ところで「水中毒」という病気をご存じでしょうか。耳慣れない言葉だと思いますが、「水分の過剰摂取により、低ナトリウム血症を起こした状態」です。人間の体にはたくさんの水分が必要ですが、水分と同時に適切な濃度の電解質(ナトリウムやカリウムなど)が必要なのです。

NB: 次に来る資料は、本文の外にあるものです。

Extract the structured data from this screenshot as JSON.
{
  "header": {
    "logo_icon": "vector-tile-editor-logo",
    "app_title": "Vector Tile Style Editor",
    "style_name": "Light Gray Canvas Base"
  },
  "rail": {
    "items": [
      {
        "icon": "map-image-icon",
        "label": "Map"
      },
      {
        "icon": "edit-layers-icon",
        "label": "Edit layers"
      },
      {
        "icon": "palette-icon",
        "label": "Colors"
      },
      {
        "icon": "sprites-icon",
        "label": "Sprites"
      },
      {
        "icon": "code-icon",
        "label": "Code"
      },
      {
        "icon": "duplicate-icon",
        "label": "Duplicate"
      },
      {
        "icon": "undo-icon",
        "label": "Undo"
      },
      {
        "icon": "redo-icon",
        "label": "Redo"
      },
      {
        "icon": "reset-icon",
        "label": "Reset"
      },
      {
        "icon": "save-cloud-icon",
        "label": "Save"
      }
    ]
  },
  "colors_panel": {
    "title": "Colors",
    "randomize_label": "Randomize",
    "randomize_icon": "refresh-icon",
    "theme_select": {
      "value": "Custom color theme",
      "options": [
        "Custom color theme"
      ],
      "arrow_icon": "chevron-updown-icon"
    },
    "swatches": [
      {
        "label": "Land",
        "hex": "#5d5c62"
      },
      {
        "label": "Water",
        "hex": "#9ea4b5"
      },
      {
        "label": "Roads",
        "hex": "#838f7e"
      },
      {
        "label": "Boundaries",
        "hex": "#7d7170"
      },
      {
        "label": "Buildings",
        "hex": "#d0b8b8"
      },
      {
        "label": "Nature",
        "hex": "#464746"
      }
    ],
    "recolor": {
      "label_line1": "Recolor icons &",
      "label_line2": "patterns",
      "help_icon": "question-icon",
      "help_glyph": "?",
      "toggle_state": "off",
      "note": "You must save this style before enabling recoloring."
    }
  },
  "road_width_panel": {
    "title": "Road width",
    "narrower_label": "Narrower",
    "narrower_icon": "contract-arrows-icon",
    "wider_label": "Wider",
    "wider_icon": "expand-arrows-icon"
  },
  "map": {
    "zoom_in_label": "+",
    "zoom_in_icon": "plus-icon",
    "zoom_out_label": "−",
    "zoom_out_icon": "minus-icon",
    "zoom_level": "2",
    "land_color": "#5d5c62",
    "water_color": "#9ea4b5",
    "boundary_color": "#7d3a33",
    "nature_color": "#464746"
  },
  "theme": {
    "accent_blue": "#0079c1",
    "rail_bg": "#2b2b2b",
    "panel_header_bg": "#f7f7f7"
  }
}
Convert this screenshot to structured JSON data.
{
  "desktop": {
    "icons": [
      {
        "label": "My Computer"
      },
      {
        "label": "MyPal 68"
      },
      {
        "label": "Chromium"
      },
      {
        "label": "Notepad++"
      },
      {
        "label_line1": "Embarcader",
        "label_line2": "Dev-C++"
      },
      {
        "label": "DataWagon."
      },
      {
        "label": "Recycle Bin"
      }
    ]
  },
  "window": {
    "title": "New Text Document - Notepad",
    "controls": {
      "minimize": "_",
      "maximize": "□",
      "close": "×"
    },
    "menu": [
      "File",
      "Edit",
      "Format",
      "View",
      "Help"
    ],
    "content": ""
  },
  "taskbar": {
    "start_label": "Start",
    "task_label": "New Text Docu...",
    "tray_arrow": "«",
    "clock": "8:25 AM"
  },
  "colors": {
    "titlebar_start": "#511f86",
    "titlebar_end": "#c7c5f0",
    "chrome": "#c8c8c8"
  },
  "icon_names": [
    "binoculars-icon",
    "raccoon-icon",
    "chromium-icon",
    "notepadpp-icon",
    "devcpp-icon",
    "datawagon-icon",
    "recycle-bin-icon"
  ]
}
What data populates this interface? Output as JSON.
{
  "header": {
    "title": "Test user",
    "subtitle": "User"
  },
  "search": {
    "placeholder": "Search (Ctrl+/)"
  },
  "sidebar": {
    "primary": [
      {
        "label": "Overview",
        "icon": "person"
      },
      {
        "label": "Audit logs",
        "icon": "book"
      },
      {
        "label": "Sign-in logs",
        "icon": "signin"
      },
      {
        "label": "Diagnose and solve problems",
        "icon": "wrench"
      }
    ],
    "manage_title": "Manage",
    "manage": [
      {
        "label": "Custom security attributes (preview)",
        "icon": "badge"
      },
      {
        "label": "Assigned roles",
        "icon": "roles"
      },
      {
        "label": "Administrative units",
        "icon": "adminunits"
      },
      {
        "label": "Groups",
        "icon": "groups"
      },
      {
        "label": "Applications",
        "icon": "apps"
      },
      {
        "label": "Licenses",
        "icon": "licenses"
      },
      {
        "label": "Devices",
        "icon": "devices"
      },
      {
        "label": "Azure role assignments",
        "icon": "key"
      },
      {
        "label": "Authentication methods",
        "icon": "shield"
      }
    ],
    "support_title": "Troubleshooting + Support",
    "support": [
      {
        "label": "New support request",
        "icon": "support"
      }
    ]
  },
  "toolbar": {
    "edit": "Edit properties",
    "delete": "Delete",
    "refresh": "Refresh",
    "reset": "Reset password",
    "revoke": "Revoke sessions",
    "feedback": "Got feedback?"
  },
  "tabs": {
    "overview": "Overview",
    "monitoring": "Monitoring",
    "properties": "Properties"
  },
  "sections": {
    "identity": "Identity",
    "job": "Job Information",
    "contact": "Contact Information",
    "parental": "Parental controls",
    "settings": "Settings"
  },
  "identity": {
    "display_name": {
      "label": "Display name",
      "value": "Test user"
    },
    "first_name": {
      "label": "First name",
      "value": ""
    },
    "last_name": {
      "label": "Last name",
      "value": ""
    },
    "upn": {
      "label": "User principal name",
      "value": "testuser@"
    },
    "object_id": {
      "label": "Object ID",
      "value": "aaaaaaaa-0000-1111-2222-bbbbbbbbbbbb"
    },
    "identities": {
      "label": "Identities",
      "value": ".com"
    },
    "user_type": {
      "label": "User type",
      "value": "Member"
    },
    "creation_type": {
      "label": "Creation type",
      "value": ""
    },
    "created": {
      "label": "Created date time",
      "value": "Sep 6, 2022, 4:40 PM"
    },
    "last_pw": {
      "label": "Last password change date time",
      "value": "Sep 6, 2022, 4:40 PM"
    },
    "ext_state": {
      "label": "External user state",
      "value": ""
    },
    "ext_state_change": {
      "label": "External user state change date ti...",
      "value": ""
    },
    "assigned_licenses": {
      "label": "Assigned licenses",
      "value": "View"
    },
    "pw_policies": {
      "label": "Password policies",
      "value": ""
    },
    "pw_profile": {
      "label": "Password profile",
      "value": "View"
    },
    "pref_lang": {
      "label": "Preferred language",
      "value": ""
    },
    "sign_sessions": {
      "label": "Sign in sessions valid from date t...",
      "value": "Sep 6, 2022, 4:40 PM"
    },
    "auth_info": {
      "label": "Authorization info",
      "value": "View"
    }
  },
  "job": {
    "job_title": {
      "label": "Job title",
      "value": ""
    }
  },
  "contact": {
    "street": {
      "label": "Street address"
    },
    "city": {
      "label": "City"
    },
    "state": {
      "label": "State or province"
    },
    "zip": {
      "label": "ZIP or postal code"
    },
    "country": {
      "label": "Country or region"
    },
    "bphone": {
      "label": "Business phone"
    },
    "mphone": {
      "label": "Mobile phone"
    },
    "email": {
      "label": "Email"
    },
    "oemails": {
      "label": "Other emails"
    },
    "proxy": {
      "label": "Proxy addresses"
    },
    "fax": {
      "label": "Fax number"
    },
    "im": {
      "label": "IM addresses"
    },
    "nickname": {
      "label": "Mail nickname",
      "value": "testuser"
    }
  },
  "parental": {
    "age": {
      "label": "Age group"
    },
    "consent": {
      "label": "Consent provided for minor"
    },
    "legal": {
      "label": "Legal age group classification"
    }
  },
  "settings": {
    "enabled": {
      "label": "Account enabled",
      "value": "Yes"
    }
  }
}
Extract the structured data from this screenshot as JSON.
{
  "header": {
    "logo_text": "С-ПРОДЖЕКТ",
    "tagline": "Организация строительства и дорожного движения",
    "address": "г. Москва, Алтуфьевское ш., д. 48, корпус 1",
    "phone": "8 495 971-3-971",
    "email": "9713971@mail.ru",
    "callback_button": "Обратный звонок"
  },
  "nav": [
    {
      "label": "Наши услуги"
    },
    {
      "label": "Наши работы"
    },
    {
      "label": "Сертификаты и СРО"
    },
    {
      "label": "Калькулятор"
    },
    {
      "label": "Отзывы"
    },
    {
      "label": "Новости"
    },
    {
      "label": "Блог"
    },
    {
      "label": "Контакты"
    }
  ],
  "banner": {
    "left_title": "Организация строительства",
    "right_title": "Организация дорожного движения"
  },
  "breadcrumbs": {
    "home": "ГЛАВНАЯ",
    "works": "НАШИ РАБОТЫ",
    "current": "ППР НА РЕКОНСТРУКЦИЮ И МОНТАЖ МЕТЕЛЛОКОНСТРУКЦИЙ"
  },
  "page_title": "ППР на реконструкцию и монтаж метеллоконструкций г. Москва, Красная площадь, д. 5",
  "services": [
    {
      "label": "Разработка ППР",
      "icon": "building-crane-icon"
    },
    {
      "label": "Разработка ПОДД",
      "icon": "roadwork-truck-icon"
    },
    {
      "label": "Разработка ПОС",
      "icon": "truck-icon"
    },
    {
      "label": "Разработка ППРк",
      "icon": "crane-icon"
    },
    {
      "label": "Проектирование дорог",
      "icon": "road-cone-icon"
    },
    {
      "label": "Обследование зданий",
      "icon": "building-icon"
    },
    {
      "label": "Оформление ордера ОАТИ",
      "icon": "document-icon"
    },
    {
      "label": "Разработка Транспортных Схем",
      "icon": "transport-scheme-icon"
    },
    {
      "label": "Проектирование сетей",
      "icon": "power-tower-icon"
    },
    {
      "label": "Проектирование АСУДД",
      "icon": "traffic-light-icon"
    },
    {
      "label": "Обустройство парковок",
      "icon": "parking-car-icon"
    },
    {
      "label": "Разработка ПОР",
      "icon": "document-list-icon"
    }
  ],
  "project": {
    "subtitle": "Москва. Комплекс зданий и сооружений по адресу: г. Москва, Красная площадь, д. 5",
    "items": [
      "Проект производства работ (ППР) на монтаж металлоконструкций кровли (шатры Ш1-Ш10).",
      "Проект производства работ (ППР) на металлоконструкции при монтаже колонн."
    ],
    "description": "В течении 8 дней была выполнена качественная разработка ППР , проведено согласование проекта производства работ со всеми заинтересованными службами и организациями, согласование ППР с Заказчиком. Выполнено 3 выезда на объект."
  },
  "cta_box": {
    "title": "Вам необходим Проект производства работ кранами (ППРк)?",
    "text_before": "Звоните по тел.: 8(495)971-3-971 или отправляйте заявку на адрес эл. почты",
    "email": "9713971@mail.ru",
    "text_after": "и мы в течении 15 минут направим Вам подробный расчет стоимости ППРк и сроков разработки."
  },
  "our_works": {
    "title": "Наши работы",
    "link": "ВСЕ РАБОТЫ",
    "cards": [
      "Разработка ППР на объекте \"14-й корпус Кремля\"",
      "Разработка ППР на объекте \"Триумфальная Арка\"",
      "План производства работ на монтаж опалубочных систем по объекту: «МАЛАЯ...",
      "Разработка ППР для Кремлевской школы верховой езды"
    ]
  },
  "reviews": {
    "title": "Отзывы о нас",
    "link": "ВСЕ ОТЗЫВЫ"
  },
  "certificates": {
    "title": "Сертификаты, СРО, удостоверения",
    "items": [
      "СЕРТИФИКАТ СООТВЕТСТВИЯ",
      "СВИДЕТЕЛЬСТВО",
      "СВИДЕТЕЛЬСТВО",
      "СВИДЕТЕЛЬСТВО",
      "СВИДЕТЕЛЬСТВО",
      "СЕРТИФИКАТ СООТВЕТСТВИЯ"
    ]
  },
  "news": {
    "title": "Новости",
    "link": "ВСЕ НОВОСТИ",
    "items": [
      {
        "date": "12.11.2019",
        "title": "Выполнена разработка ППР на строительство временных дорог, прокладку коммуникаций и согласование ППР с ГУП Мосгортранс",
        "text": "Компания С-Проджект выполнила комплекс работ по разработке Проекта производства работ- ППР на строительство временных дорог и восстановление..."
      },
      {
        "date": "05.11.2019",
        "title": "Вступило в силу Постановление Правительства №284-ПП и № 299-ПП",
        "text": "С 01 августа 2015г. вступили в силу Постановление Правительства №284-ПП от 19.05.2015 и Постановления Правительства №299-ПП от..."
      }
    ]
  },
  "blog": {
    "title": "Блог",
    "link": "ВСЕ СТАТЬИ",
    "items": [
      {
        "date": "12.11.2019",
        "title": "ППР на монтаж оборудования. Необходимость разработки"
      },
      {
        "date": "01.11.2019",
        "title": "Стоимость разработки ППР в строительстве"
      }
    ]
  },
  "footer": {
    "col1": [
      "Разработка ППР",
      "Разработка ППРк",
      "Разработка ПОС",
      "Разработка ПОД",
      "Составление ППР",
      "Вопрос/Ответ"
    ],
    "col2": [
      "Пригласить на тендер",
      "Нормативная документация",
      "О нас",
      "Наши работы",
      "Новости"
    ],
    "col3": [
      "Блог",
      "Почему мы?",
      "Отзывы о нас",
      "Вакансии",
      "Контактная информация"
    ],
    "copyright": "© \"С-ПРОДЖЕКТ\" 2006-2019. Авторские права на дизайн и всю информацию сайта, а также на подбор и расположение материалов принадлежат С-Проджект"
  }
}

小児の下痢症、嘔吐症などで脱水の予防や治療として水分の補給はとても大切なことです。ですが水分の補給だけでは不十分です。子供が激しい下痢を起こしている場合、水分の補給のためにお茶や水を飲ませるだけでは電解質の補充が不十分で、水中毒になることがあります。いえ、水やお茶だけでなく、電解質を含んでいる市販のスポーツドリンクも、電解質濃度が低いために水中毒を起こすことがあります。

3 経口補水液

このような問題を防ぐため、現在日本では「OS−1」(オーエスワン〓)という経口補水液が販売されています。この液の組成は米国小児科学会の指針に基づいていて、厚生労働省の認可が下りている個別評価型病者用食品です。ナトリウム濃度が市販のスポーツドリンクのおよそ2〜4倍となっていて、水中毒の心配がありません。「OS−1」は薬局や病院の売店などで販売されていますが、自宅でも作ることができます。

水1リットル+塩3グラム(小さじ2分の1杯)+砂糖40グラム(大さじ4と2分の1杯)+レモン汁適量

冷やした方が飲みやすいです。ぜひ試してみてください。